I’m the Accidental Owner of a Banksy

Thanks, I think… Photo: Banksy

Are you going to be rich?” That is the first question people ask me upon finding out that in the wee morning hours of October 17, the famed street artist Banksy painted a mural on the side of a building my family owns in East Williamsburg.

The truth is — at the end of an exhausting day filled with phone calls talking to lawyers, security companies, art experts, and reporters — I have no idea what it means. There is no rule book when one of the most famous artists in the world decides to drop his work into your life.

The painting on our building was the seventeenth piece of art to appear during Banksy’s monthlong tour in New York. Each day, the shadowy London-based graffiti artist leaves behind a work of art somewhere in city. The two prior days had witnessed the appearance of a small silhouette of the Twin Towers spray-painted on a wall in Tribeca and a sculpture of an expectant Ronald McDonald getting his shoes shined by a real human being in the South Bronx. 

Mayor Bloomberg has promised to paint over any Banksy pieces on city property and has labeled him a vandal. “You running up to somebody’s property or public property and defacing it is not my definition of art,” he told the reporters on Wednesday. The NYPD has promised to charge him — if they can find him. 

I had been following the Banksy phenomenon with mild interest (my husband is a fan), but had no idea what was in store for our family when my father texted me yesterday morning, “Banksy painted our building last night and a huge crowd is forming. What should we do?”

On the side of the old brick building that houses a thriving optical business, there are now two geishas, one with an umbrella, strolling over a “bridge” formed by one of the basement window arches. At the bottom of the arch is a spreading tree. It is beautiful.  But whether we like it or not, my sisters, father, and I have suddenly found ourselves in the position of being responsible for this notable piece of public art.

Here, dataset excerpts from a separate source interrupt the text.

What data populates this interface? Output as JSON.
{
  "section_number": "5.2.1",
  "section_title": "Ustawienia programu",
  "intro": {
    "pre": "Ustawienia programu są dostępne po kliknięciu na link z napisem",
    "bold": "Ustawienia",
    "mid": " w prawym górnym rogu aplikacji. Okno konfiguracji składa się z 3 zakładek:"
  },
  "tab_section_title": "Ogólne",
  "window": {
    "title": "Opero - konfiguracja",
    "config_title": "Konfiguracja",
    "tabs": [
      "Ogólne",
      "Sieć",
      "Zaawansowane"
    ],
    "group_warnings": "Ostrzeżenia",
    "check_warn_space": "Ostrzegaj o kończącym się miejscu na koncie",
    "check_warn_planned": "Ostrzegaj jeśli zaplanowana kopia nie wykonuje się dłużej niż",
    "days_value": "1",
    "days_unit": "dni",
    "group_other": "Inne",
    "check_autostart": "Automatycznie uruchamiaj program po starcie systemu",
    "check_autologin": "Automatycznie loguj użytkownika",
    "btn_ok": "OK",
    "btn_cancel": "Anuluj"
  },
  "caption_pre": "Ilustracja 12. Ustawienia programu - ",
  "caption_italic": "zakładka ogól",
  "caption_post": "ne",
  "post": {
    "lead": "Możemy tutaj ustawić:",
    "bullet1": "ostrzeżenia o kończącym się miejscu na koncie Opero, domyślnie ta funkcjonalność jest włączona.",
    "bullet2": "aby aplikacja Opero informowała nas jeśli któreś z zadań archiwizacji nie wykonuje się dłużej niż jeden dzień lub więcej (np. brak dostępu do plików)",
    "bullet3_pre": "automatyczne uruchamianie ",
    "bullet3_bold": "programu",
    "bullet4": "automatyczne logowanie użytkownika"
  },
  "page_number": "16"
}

Should we preserve it immediately? Do we have a public duty to do so? How does one preserve a piece of art like this? How do we control the crowds with gawkers and fans of the elusive artist, many of them foreign tourists, who were suddenly standing outside the building? Will it make us money?

The advice came fast and furious. “Don’t tell people who you are,” a neighbor told me on the street. “They’ll try and kill you.”  “Put up plexiglass,” another told me. 

By late morning, a crowd of almost 500 people had gathered. When another tagger tried to cover over Banksy’s work, the crowd attacked him and cleaned up the damage to the painting. The whole incident was captured in real time by the news media. 

So we hired a security guard to stand outside and look after the artwork.

Call the police, call your local councilman,” a local prosecutor told me. “They have a duty to protect this.” But calls to the local police precinct went unanswered. The same thing with our city council member. 

We hired two more security people for overnight. Pippa Loengard, assistant director of the Kernochan Center for Law, Media, and the Arts at Columbia Law School, generously offered to take our plight to the the art law committee of the city bar and see if anyone could recommend a preservation expert.

It’s hard to know what the future holds. In England, where many of his pieces survive, buildings have gained value and local governments take great pride in his work. As the cult of Banksy grows, that could mean tour groups coming around to look at the painting. It is hard for our family to envision busloads of tourists being dropped off at our front door every day. But it is a possibility.

It’s a new day. No. 18 will soon come to light, and the crowds may fade away, but No. 17 will forever be ours.